The Dow Jones Industrial Average (DJIA) rose 5 points (0.02%) to 24,820, the S&P 500 Index declined 8 points (0.3%) to 2,744, and the NASDAQ Composite fell 120 points (1.6%) to 7,333. In moderately-heavy volume, 982 million shares were traded on the NYSE and 2.5 billion shares changed hands on the NASDAQ. WTI crude oil decreased $0.25 to $53.25 per barrel and wholesale gasoline was down $0.03 at $1.74 per gallon. Elsewhere, the Bloomberg gold spot price rose $19.96 to $1,325.41 per ounce, and the Dollar Index— a comparison of the U.S. dollar to six major world currencies—fell 0.6% to 97.19.
The final Market U.S. Manufacturing PMI Index was revised lower to 50.5 for May, versus expectations to be unrevised at 50.6, and below April’s 52.6 level.
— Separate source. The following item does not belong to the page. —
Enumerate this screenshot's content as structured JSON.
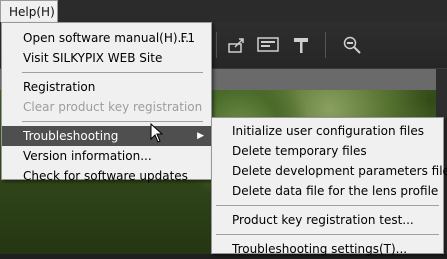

A reading above 50 denotes expansion. The release is independent and differs from ISM’s report, as it has less historic value and Markit weights its index components differently.
Construction spending was flat month-over-month (m/m) in April, versus projections of a 0.4% gain, and following March’s upwardly-revised 0.1% rise. Residential spending dropped 0.5% m/m and non-residential spending rose 0.3%.
Treasuries continued to rally, with the yield on the 2-year note falling 8 basis points (bps) to 1.84%, the yield on the 10-year note decreasing 5 bps to 2.08%, and the 30-year bond rate declining 3 bps to 2.54%. Stocks and bond yields have come under heavy pressure as of late, amid escalated trade tensions and some mixed global economic data, which have fostered an inversion of a key portion of the Treasury yield curve to resuscitate recession concerns.